Posted on December 12, 2010. Filed under: Reviews | Tags: , , , , |

It’s the penultimate film in my series of movies about medicine, this time we’re taking a pretty cynical look at the American Healthcare system.

The Doctor is the story of Dr Jack MacKee (William Hurt), your typical hot shot surgeon who is all about the cutting and doesn’t care much for his patients well being. Or his wife and kid for that matter.  Then one day he finds out he has cancer and he discovers what it’s like to be a patient in his own hospital. Cue big change in life philosophy and whadyaknow he becomes a much better doctor than he ever was before.

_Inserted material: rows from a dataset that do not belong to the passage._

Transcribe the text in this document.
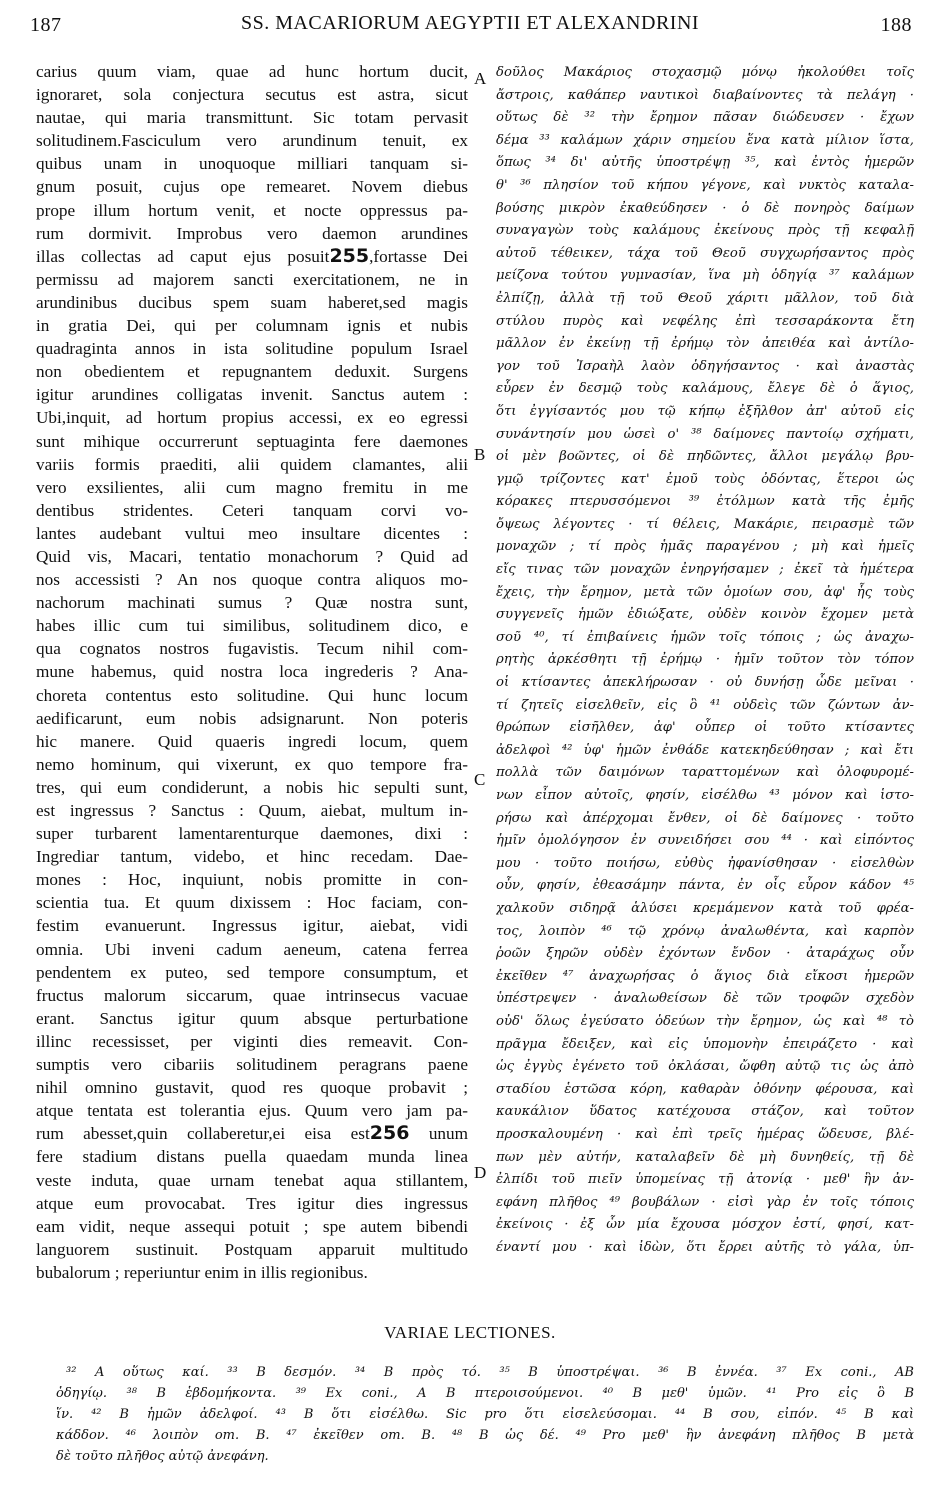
187	SS. MACARIORUM AEGYPTII ET ALEXANDRINI	188
carius quum viam, quae ad hunc hortum ducit,
ignoraret, sola conjectura secutus est astra, sicut
nautae, qui maria transmittunt. Sic totam pervasit
solitudinem.Fasciculum vero arundinum tenuit, ex
quibus unam in unoquoque milliari tanquam si-
gnum posuit, cujus ope remearet. Novem diebus
prope illum hortum venit, et nocte oppressus pa-
rum dormivit. Improbus vero daemon arundines
illas collectas ad caput ejus posuit255,fortasse Dei
permissu ad majorem sancti exercitationem, ne in
arundinibus ducibus spem suam haberet,sed magis
in gratia Dei, qui per columnam ignis et nubis
quadraginta annos in ista solitudine populum Israel
non obedientem et repugnantem deduxit. Surgens
igitur arundines colligatas invenit. Sanctus autem :
Ubi,inquit, ad hortum propius accessi, ex eo egressi
sunt mihique occurrerunt septuaginta fere daemones
variis formis praediti, alii quidem clamantes, alii
vero exsilientes, alii cum magno fremitu in me
dentibus stridentes. Ceteri tanquam corvi vo-
lantes audebant vultui meo insultare dicentes :
Quid vis, Macari, tentatio monachorum ? Quid ad
nos accessisti ? An nos quoque contra aliquos mo-
nachorum machinati sumus ? Quæ nostra sunt,
habes illic cum tui similibus, solitudinem dico, e
qua cognatos nostros fugavistis. Tecum nihil com-
mune habemus, quid nostra loca ingrederis ? Ana-
choreta contentus esto solitudine. Qui hunc locum
aedificarunt, eum nobis adsignarunt. Non poteris
hic manere. Quid quaeris ingredi locum, quem
nemo hominum, qui vixerunt, ex quo tempore fra-
tres, qui eum condiderunt, a nobis hic sepulti sunt,
est ingressus ? Sanctus : Quum, aiebat, multum in-
super turbarent lamentarenturque daemones, dixi :
Ingrediar tantum, videbo, et hinc recedam. Dae-
mones : Hoc, inquiunt, nobis promitte in con-
scientia tua. Et quum dixissem : Hoc faciam, con-
festim evanuerunt. Ingressus igitur, aiebat, vidi
omnia. Ubi inveni cadum aeneum, catena ferrea
pendentem ex puteo, sed tempore consumptum, et
fructus malorum siccarum, quae intrinsecus vacuae
erant. Sanctus igitur quum absque perturbatione
illinc recessisset, per viginti dies remeavit. Con-
sumptis vero cibariis solitudinem peragrans paene
nihil omnino gustavit, quod res quoque probavit ;
atque tentata est tolerantia ejus. Quum vero jam pa-
rum abesset,quin collaberetur,ei eisa est256 unum
fere stadium distans puella quaedam munda linea
veste induta, quae urnam tenebat aqua stillantem,
atque eum provocabat. Tres igitur dies ingressus
eam vidit, neque assequi potuit ; spe autem bibendi
languorem sustinuit. Postquam apparuit multitudo
bubalorum ; reperiuntur enim in illis regionibus.
δοῦλος Μακάριος στοχασμῷ μόνῳ ἠκολούθει τοῖς
ἄστροις, καθάπερ ναυτικοὶ διαβαίνοντες τὰ πελάγη ·
οὕτως δὲ ³² τὴν ἔρημον πᾶσαν διώδευσεν · ἔχων
δέμα ³³ καλάμων χάριν σημείου ἕνα κατὰ μίλιον ἵστα,
ὅπως ³⁴ δι' αὐτῆς ὑποστρέψῃ ³⁵, καὶ ἐντὸς ἡμερῶν
θ' ³⁶ πλησίον τοῦ κήπου γέγονε, καὶ νυκτὸς καταλα-
βούσης μικρὸν ἐκαθεύδησεν · ὁ δὲ πονηρὸς δαίμων
συναγαγὼν τοὺς καλάμους ἐκείνους πρὸς τῇ κεφαλῇ
αὐτοῦ τέθεικεν, τάχα τοῦ Θεοῦ συγχωρήσαντος πρὸς
μείζονα τούτου γυμνασίαν, ἵνα μὴ ὁδηγίᾳ ³⁷ καλάμων
ἐλπίζῃ, ἀλλὰ τῇ τοῦ Θεοῦ χάριτι μᾶλλον, τοῦ διὰ
στύλου πυρὸς καὶ νεφέλης ἐπὶ τεσσαράκοντα ἔτη
μᾶλλον ἐν ἐκείνῃ τῇ ἐρήμῳ τὸν ἀπειθέα καὶ ἀντίλο-
γον τοῦ Ἰσραὴλ λαὸν ὁδηγήσαντος · καὶ ἀναστὰς
εὗρεν ἐν δεσμῷ τοὺς καλάμους, ἔλεγε δὲ ὁ ἅγιος,
ὅτι ἐγγίσαντός μου τῷ κήπῳ ἐξῆλθον ἀπ' αὐτοῦ εἰς
συνάντησίν μου ὡσεὶ ο' ³⁸ δαίμονες παντοίῳ σχήματι,
οἱ μὲν βοῶντες, οἱ δὲ πηδῶντες, ἄλλοι μεγάλῳ βρυ-
γμῷ τρίζοντες κατ' ἐμοῦ τοὺς ὀδόντας, ἕτεροι ὡς
κόρακες πτερυσσόμενοι ³⁹ ἐτόλμων κατὰ τῆς ἐμῆς
ὄψεως λέγοντες · τί θέλεις, Μακάριε, πειρασμὲ τῶν
μοναχῶν ; τί πρὸς ἡμᾶς παραγένου ; μὴ καὶ ἡμεῖς
εἴς τινας τῶν μοναχῶν ἐνηργήσαμεν ; ἐκεῖ τὰ ἡμέτερα
ἔχεις, τὴν ἔρημον, μετὰ τῶν ὁμοίων σου, ἀφ' ἧς τοὺς
συγγενεῖς ἡμῶν ἐδιώξατε, οὐδὲν κοινὸν ἔχομεν μετὰ
σοῦ ⁴⁰, τί ἐπιβαίνεις ἡμῶν τοῖς τόποις ; ὡς ἀναχω-
ρητὴς ἀρκέσθητι τῇ ἐρήμῳ · ἡμῖν τοῦτον τὸν τόπον
οἱ κτίσαντες ἀπεκλήρωσαν · οὐ δυνήσῃ ὧδε μεῖναι ·
τί ζητεῖς εἰσελθεῖν, εἰς ὃ ⁴¹ οὐδεὶς τῶν ζώντων ἀν-
θρώπων εἰσῆλθεν, ἀφ' οὗπερ οἱ τοῦτο κτίσαντες
ἀδελφοὶ ⁴² ὑφ' ἡμῶν ἐνθάδε κατεκηδεύθησαν ; καὶ ἔτι
πολλὰ τῶν δαιμόνων ταραττομένων καὶ ὀλοφυρομέ-
νων εἶπον αὐτοῖς, φησίν, εἰσέλθω ⁴³ μόνον καὶ ἱστο-
ρήσω καὶ ἀπέρχομαι ἔνθεν, οἱ δὲ δαίμονες · τοῦτο
ἡμῖν ὁμολόγησον ἐν συνειδήσει σου ⁴⁴ · καὶ εἰπόντος
μου · τοῦτο ποιήσω, εὐθὺς ἠφανίσθησαν · εἰσελθὼν
οὖν, φησίν, ἐθεασάμην πάντα, ἐν οἷς εὗρον κάδον ⁴⁵
χαλκοῦν σιδηρᾷ ἁλύσει κρεμάμενον κατὰ τοῦ φρέα-
τος, λοιπὸν ⁴⁶ τῷ χρόνῳ ἀναλωθέντα, καὶ καρπὸν
ῥοῶν ξηρῶν οὐδὲν ἐχόντων ἔνδον · ἀταράχως οὖν
ἐκεῖθεν ⁴⁷ ἀναχωρήσας ὁ ἅγιος διὰ εἴκοσι ἡμερῶν
ὑπέστρεψεν · ἀναλωθείσων δὲ τῶν τροφῶν σχεδὸν
οὐδ' ὅλως ἐγεύσατο ὁδεύων τὴν ἔρημον, ὡς καὶ ⁴⁸ τὸ
πρᾶγμα ἔδειξεν, καὶ εἰς ὑπομονὴν ἐπειράζετο · καὶ
ὡς ἐγγὺς ἐγένετο τοῦ ὀκλάσαι, ὤφθη αὐτῷ τις ὡς ἀπὸ
σταδίου ἑστῶσα κόρη, καθαρὰν ὀθόνην φέρουσα, καὶ
καυκάλιον ὕδατος κατέχουσα στάζον, καὶ τοῦτον
προσκαλουμένη · καὶ ἐπὶ τρεῖς ἡμέρας ὥδευσε, βλέ-
πων μὲν αὐτήν, καταλαβεῖν δὲ μὴ δυνηθείς, τῇ δὲ
ἐλπίδι τοῦ πιεῖν ὑπομείνας τῇ ἀτονίᾳ · μεθ' ἣν ἀν-
εφάνη πλῆθος ⁴⁹ βουβάλων · εἰσὶ γὰρ ἐν τοῖς τόποις
ἐκείνοις · ἐξ ὧν μία ἔχουσα μόσχον ἐστί, φησί, κατ-
έναντί μου · καὶ ἰδὼν, ὅτι ἔρρει αὐτῆς τὸ γάλα, ὑπ-
A
B
C
D
VARIAE LECTIONES.
³² A οὕτως καί. ³³ B δεσμόν. ³⁴ B πρὸς τό. ³⁵ B ὑποστρέψαι. ³⁶ B ἐννέα. ³⁷ Ex coni., AB
ὁδηγίῳ. ³⁸ B ἑβδομήκοντα. ³⁹ Ex coni., A B πτεροισούμενοι. ⁴⁰ B μεθ' ὑμῶν. ⁴¹ Pro εἰς ὃ B
ἵν. ⁴² B ἡμῶν ἀδελφοί. ⁴³ B ὅτι εἰσέλθω. Sic pro ὅτι εἰσελεύσομαι. ⁴⁴ B σου, εἰπόν. ⁴⁵ B καὶ
κάδδον. ⁴⁶ λοιπὸν om. B. ⁴⁷ ἐκεῖθεν om. B. ⁴⁸ B ὡς δέ. ⁴⁹ Pro μεθ' ἣν ἀνεφάνη πλῆθος B μετὰ
δὲ τοῦτο πλῆθος αὐτῷ ἀνεφάνη.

That’s a pretty sarcastic sounding plot summary isn’t it?  It’s not that I didn’t like this film, but it is fairly paint-by-numbers when it comes to plot.  From the initial set up in the operating theatre it’s clear that we’re going to be bashing the Surgeon stereotype here.  The side plot of Jack’s growing relationship with fellow patient June (played very nicely by Elizabeth Perkins) is again predictable, as he drifts away from his wife and learns about the flaws in the system through June’s suffering.

Despite being a bit ploddy, The Doctor isn’t a bad film; it’s just not as good as some of the others I’ve watched recently.  It does raise some common issues about healthcare, most of which are particularly relevant to America such as the prevalence of malpractice suits and the issue of withholding expensive procedures in a bid to save money.

What this film is trying to draw attention to is how easy it can be for doctors to treat patients like they’re on an assembly line, making little effort to reassure them about what is going on because they are simply too busy.   Jack treats his patients with, at best, indifference, but as he receives the same treatment from his own doctors he begins to change his behaviour.

There are some very nice moments in this film, the ending as a reflection of the beginning is skillfully done, and there is an impressive scene between Hurt and Christine Lahti (playing his wife) where he is trying to force her into an argument to finally air some of their problems but he can’t talk so has only a whistle and a whiteboard to make his point.

As a medical student, The Doctor is an interesting and potentially important film, as it draws attention to some bad habits that it is all to easy to fall into.  However, as a movie lover, I wouldn’t necessarily urge you to rush out and watch it.  It’s OK, but there’s nothing groundbreaking in it, and most of the same issues are raised in any one episode of Scrubs.